Quelques instants après avoir recouvré la liberté, l’ancien Premier ministre de transition et opposant Succès Masra a livré ses premières déclarations publiques à la suite de la grâce présidentielle dont il bénéficie, aux côtés de huit autres responsables du Groupe de concertation des acteurs politiques (GCAP).

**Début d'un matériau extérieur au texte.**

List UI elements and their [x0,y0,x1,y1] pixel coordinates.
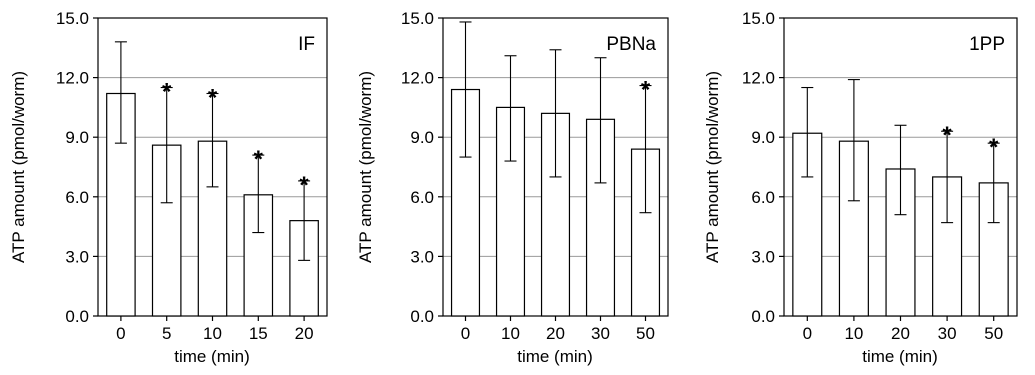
chart-panel-3: 0.0 3.0 6.0 9.0 12.0 15.0 0 10 20 * 30 * 50 1PP time (… [703,9,1018,366]
x-tick-label: 10 [501,324,520,343]
y-tick-label: 12.0 [742,69,775,88]
y-tick-label: 9.0 [410,128,434,147]
significance-marker: * [254,146,264,173]
y-tick-label: 9.0 [65,128,89,147]
y-axis-label: ATP amount (pmol/worm) [9,71,28,263]
x-axis-label: time (min) [174,347,250,366]
y-tick-label: 12.0 [401,69,434,88]
x-tick-label: 15 [249,324,268,343]
x-tick-label: 10 [844,324,863,343]
y-axis-label: ATP amount (pmol/worm) [356,71,375,263]
x-tick-label: 20 [891,324,910,343]
y-tick-label: 12.0 [56,69,89,88]
significance-marker: * [942,122,952,149]
significance-marker: * [299,172,309,199]
chart-panel-2: 0.0 3.0 6.0 9.0 12.0 15.0 0 10 20 30 * 50 PBNa time (… [356,9,669,366]
panel-label: 1PP [969,34,1005,55]
panel-label: IF [298,34,315,55]
y-tick-label: 6.0 [751,188,775,207]
significance-marker: * [989,134,999,161]
x-axis-label: time (min) [517,347,593,366]
chart-panel-1: 0.0 3.0 6.0 9.0 12.0 15.0 0 * 5 * 10 * 15 * 20 IF time (… [9,9,328,366]
significance-marker: * [208,84,218,111]
y-tick-label: 3.0 [410,247,434,266]
x-tick-label: 50 [984,324,1003,343]
panel-label: PBNa [606,34,656,55]
x-tick-label: 30 [591,324,610,343]
x-tick-label: 30 [938,324,957,343]
y-tick-label: 6.0 [65,188,89,207]
x-tick-label: 0 [803,324,812,343]
x-tick-label: 5 [162,324,171,343]
y-tick-label: 15.0 [742,9,775,28]
x-tick-label: 50 [636,324,655,343]
significance-marker: * [641,77,651,104]
y-tick-label: 15.0 [401,9,434,28]
x-tick-label: 0 [116,324,125,343]
significance-marker: * [162,79,172,106]
x-tick-label: 20 [295,324,314,343]
y-tick-label: 3.0 [65,247,89,266]
y-tick-label: 0.0 [410,307,434,326]
x-tick-label: 0 [461,324,470,343]
y-tick-label: 3.0 [751,247,775,266]
x-axis-label: time (min) [862,347,938,366]
y-tick-label: 0.0 [65,307,89,326]
y-tick-label: 6.0 [410,188,434,207]
x-tick-label: 20 [546,324,565,343]
y-tick-label: 15.0 [56,9,89,28]
x-tick-label: 10 [203,324,222,343]
y-tick-label: 9.0 [751,128,775,147]
y-axis-label: ATP amount (pmol/worm) [703,71,722,263]
y-tick-label: 0.0 [751,307,775,326]
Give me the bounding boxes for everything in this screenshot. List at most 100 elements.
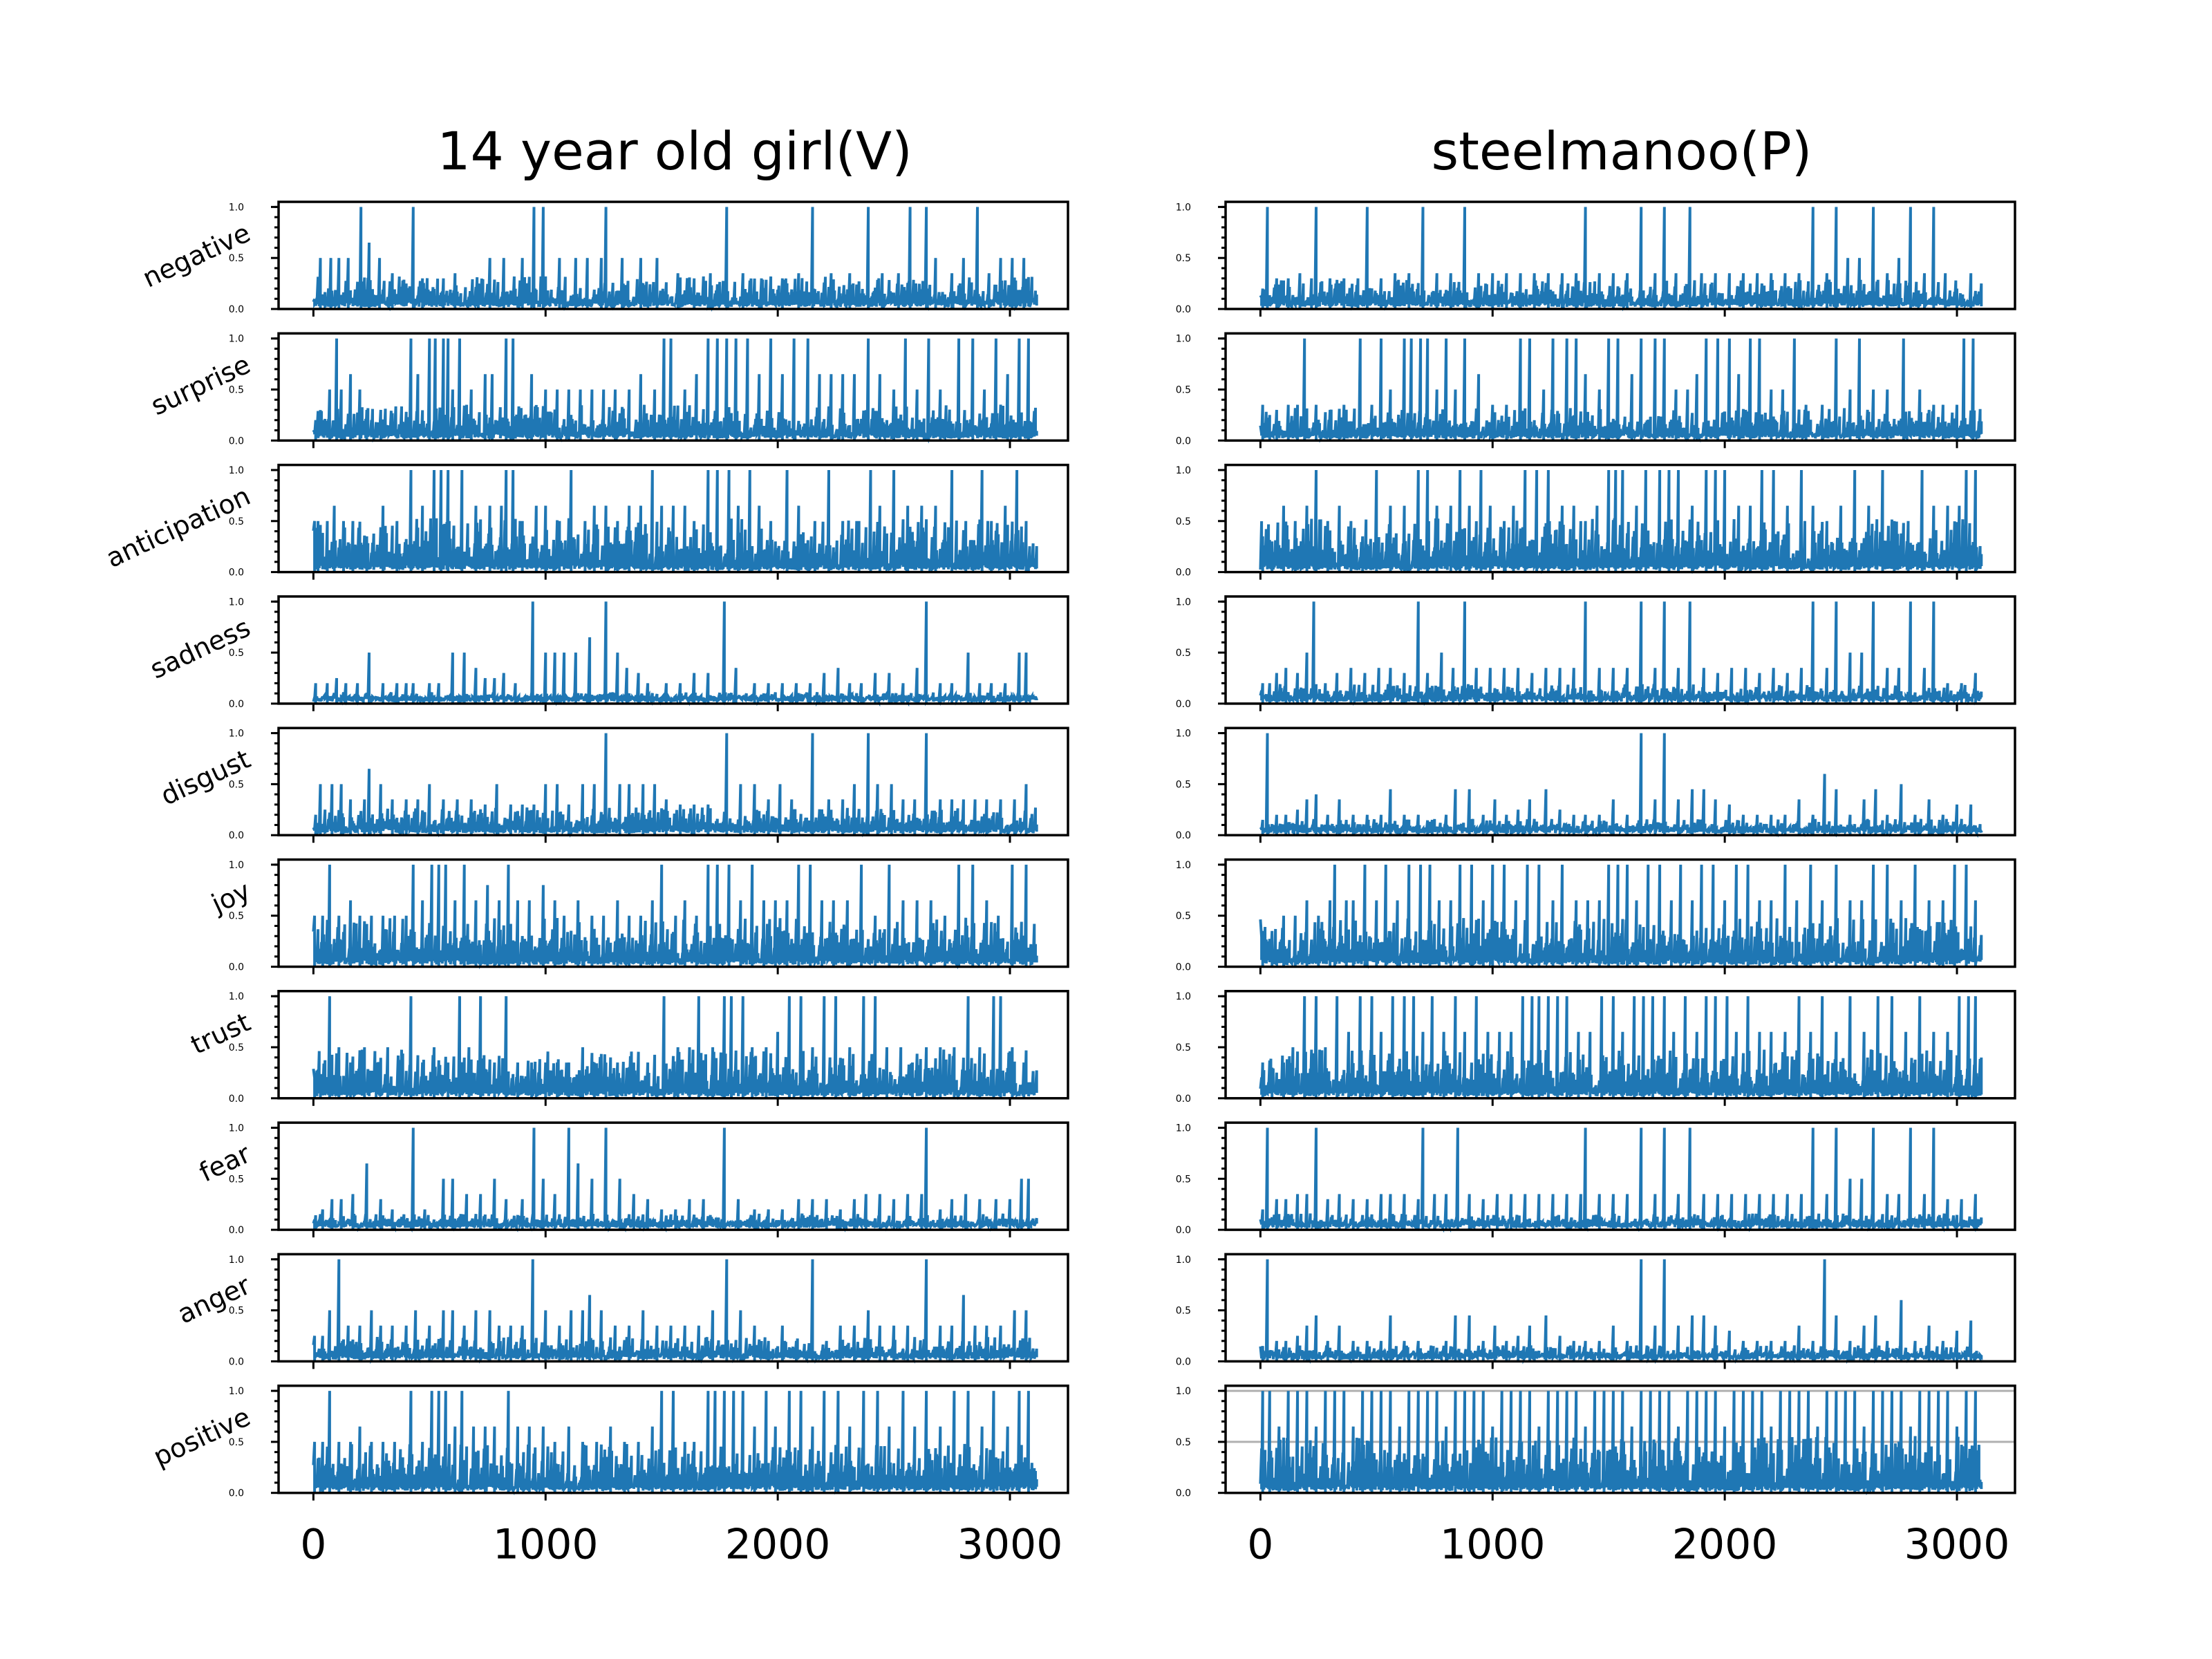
y-tick-label: 1.0	[229, 334, 244, 345]
y-tick-label: 0.5	[229, 1437, 244, 1448]
y-tick-label: 1.0	[1176, 1255, 1191, 1266]
y-tick-label: 0.0	[1176, 1488, 1191, 1499]
panel-frame	[277, 1384, 1069, 1494]
panel-frame	[277, 463, 1069, 574]
panel-frame	[277, 595, 1069, 705]
panel-fear-right: 0.0 0.5 1.0	[1176, 1121, 2016, 1238]
panel-frame	[277, 332, 1069, 442]
panel-frame	[277, 727, 1069, 836]
y-tick-label: 0.5	[1176, 779, 1191, 790]
y-tick-label: 1.0	[1176, 465, 1191, 476]
series-line-anticipation	[312, 469, 1038, 574]
y-tick-label: 1.0	[1176, 597, 1191, 608]
y-tick-label: 0.5	[229, 253, 244, 264]
y-tick-label: 0.5	[229, 779, 244, 790]
series-line-negative	[1259, 207, 1983, 312]
panel-frame	[277, 200, 1069, 310]
y-tick-label: 0.0	[1176, 1094, 1191, 1105]
y-tick-label: 0.0	[229, 699, 244, 710]
x-tick-label: 0	[1247, 1521, 1273, 1569]
series-line-joy	[312, 864, 1038, 970]
y-tick-label: 0.5	[1176, 384, 1191, 395]
y-tick-label: 1.0	[1176, 991, 1191, 1002]
y-tick-label: 1.0	[1176, 202, 1191, 213]
y-tick-label: 1.0	[1176, 334, 1191, 345]
panel-frame	[1224, 332, 2016, 442]
panel-trust-right: 0.0 0.5 1.0	[1176, 990, 2016, 1106]
panel-anger-right: 0.0 0.5 1.0	[1176, 1253, 2016, 1369]
y-tick-label: 0.5	[1176, 1437, 1191, 1448]
y-tick-label: 1.0	[1176, 1123, 1191, 1134]
series-line-anger	[312, 1259, 1038, 1365]
series-line-surprise	[1259, 338, 1983, 443]
panel-frame	[1224, 858, 2016, 968]
y-tick-label: 0.5	[1176, 253, 1191, 264]
y-tick-label: 0.5	[1176, 1174, 1191, 1185]
x-tick-label: 2000	[1672, 1521, 1778, 1569]
panel-frame	[277, 858, 1069, 968]
y-tick-label: 0.5	[229, 516, 244, 527]
series-line-joy	[1259, 864, 1983, 969]
series-line-disgust	[312, 733, 1038, 838]
y-tick-label: 0.5	[229, 648, 244, 659]
y-tick-label: 0.5	[1176, 648, 1191, 659]
y-tick-label: 0.5	[229, 384, 244, 395]
y-tick-label: 1.0	[229, 1255, 244, 1266]
y-tick-label: 0.0	[229, 1094, 244, 1105]
series-line-trust	[312, 996, 1038, 1100]
y-tick-label: 1.0	[229, 991, 244, 1002]
y-tick-label: 0.5	[1176, 1042, 1191, 1053]
panel-frame	[277, 990, 1069, 1100]
y-tick-label: 0.0	[229, 1488, 244, 1499]
y-tick-label: 0.0	[1176, 304, 1191, 315]
series-line-fear	[312, 1127, 1038, 1233]
y-tick-label: 1.0	[229, 202, 244, 213]
x-tick-label: 1000	[1440, 1521, 1546, 1569]
y-tick-label: 0.0	[1176, 435, 1191, 447]
y-tick-label: 0.5	[229, 1306, 244, 1317]
y-tick-label: 0.5	[229, 1042, 244, 1053]
series-line-anger	[1259, 1259, 1983, 1365]
y-tick-label: 1.0	[1176, 860, 1191, 871]
y-tick-label: 1.0	[229, 465, 244, 476]
series-line-sadness	[1259, 601, 1983, 706]
series-line-surprise	[312, 338, 1038, 444]
panel-anticipation-right: 0.0 0.5 1.0	[1176, 463, 2016, 580]
y-tick-label: 1.0	[229, 597, 244, 608]
y-tick-label: 0.0	[1176, 962, 1191, 973]
y-tick-label: 0.0	[1176, 1356, 1191, 1367]
y-tick-label: 0.0	[229, 568, 244, 579]
y-tick-label: 0.0	[1176, 830, 1191, 841]
y-tick-label: 1.0	[229, 860, 244, 871]
y-tick-label: 0.5	[229, 1174, 244, 1185]
series-line-positive	[312, 1391, 1038, 1496]
x-tick-label: 3000	[957, 1521, 1063, 1569]
panel-frame	[1224, 727, 2016, 836]
panel-frame	[277, 1121, 1069, 1231]
column-title-left: 14 year old girl(V)	[437, 120, 912, 182]
y-tick-label: 1.0	[229, 1386, 244, 1397]
y-tick-label: 1.0	[229, 729, 244, 740]
x-tick-label: 0	[300, 1521, 326, 1569]
y-tick-label: 0.0	[229, 830, 244, 841]
y-tick-label: 0.5	[229, 911, 244, 922]
y-tick-label: 0.5	[1176, 1306, 1191, 1317]
y-tick-label: 0.0	[1176, 568, 1191, 579]
y-tick-label: 0.0	[1176, 699, 1191, 710]
y-tick-label: 1.0	[1176, 1386, 1191, 1397]
x-tick-label: 1000	[493, 1521, 599, 1569]
y-tick-label: 0.0	[229, 962, 244, 973]
series-line-negative	[312, 207, 1038, 312]
series-line-fear	[1259, 1127, 1983, 1233]
y-tick-label: 0.5	[1176, 911, 1191, 922]
series-line-sadness	[312, 601, 1038, 707]
panel-frame	[1224, 595, 2016, 705]
y-tick-label: 0.0	[229, 1356, 244, 1367]
x-tick-label: 3000	[1904, 1521, 2010, 1569]
column-title-right: steelmanoo(P)	[1432, 120, 1812, 182]
panel-frame	[277, 1253, 1069, 1363]
y-tick-label: 0.0	[1176, 1225, 1191, 1236]
panel-frame	[1224, 990, 2016, 1100]
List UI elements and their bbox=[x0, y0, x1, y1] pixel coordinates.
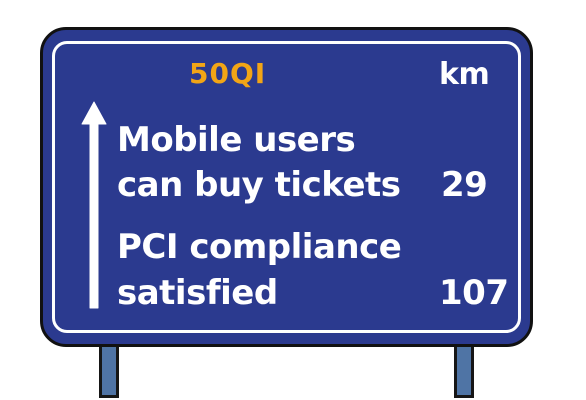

Visiblement marqué par les événements qui ont conduit à son incarcération, mais déterminé à poursuivre son engagement politique, Succès Masra a appelé ses partisans à ne pas céder à la frustration. « Que ceux qui ont peur de nous aujourd’hui n’aient pas peur », a-t-il lancé, dans un message placé sous le signe de l’apaisement et de la confiance en l’avenir.
L’opposant a toutefois réaffirmé son innocence, estimant que la grâce présidentielle ne constitue pas, à ses yeux, une reconnaissance de culpabilité. « Vous savez que je suis innocent, vous savez que je mérite plus que la grâce », a-t-il déclaré, avant d’inviter ses soutiens à accueillir cette mesure avec reconnaissance.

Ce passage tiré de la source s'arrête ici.